In San Juan, Argentinien, leitet ein ungewöhnliches Team das Hotel "Cacique Pismanta"

Von Antje Krüger, San Juan *

San Juan gehört zu den ärmeren Provinzen Argentiniens. Die schwere Wirtschaftskrise mit ihrem Höhepunkt zur Jahreswende 2001/2002 traf auch das Vorzeigehotel »Cacique Pismanta«. Seit die Angestellten in der Not das Hotel in Form einer Kooperative in Eigenregie übernommen haben, geht es wieder aufwärts.

Sieben Uhr in der Früh.
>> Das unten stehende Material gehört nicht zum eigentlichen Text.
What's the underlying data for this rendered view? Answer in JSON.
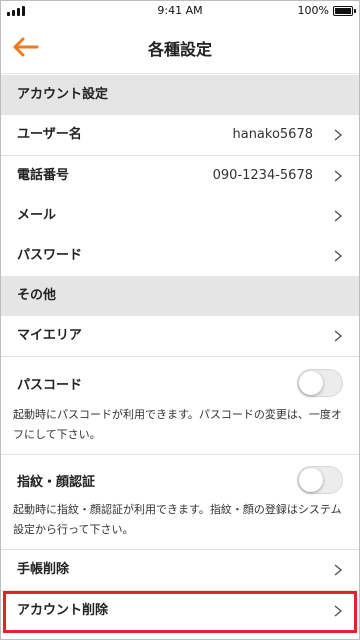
{
  "status_bar": {
    "time": "9:41 AM",
    "battery": "100%"
  },
  "header": {
    "title": "各種設定",
    "accent_color": "#f07a1a"
  },
  "sections": {
    "account": {
      "title": "アカウント設定",
      "username_label": "ユーザー名",
      "username_value": "hanako5678",
      "phone_label": "電話番号",
      "phone_value": "090-1234-5678",
      "mail_label": "メール",
      "password_label": "パスワード"
    },
    "other": {
      "title": "その他",
      "my_area_label": "マイエリア",
      "passcode_label": "パスコード",
      "passcode_enabled": false,
      "passcode_desc": "起動時にパスコードが利用できます。パスコードの変更は、一度オフにして下さい。",
      "biometric_label": "指紋・顔認証",
      "biometric_enabled": false,
      "biometric_desc": "起動時に指紋・顔認証が利用できます。指紋・顔の登録はシステム設定から行って下さい。",
      "notebook_delete_label": "手帳削除",
      "account_delete_label": "アカウント削除"
    }
  },
  "highlight_color": "#e3222a"
}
Kein Urlauber steht um diese Zeit auf. Der letzte Grauschimmer weicht der Morgendämmerung, die Luft ist kühl. Das Schwimmbecken wenige Meter vom Hotel entfernt liegt ruhig und dampft leicht. Morgendliche Schwimmzüge im wohlig warmen Wasser, 29 Grad Celsius. Langsam taucht die Sonne die nahen Anden in rosa Licht. Liegen sie vollends ohne Schatten da, dann wird auch das Becken bevölkert sein. Familien, Paare, Einheimische der Mittelschicht, Angereiste aus Buenos Aires. Das Hotel »Cacique Pismanta« kann über Besuchermangel nicht klagen. Nicht mehr. Vor sechs Jahren sah dies anders aus. Da schlossen sich fast die Türen dieser Oase mitten in der Wüste von San Juan, 1300 km nordwestlich von Buenos Aires. Das Hotel »Pismanta« war heruntergewirtschaftet, die Rechnung mit reichen Gästen nicht aufgegangen, die Angestellten waren seit mehr als fünf Monaten ohne Lohn und die Besitzer auf dem Rückzug. Doch dann kam alles anders. Die Verlierer der Fehlkalkulation nahmen das Hotel selbst in die Hand. Dreißig Angestellte gründeten im Jahr 2002 eine Kooperative und machten weiter, als die Inhaberfirma Nogaró aufgab. Geblieben wäre sonst nur die Arbeitslosigkeit und kaum Perspektiven.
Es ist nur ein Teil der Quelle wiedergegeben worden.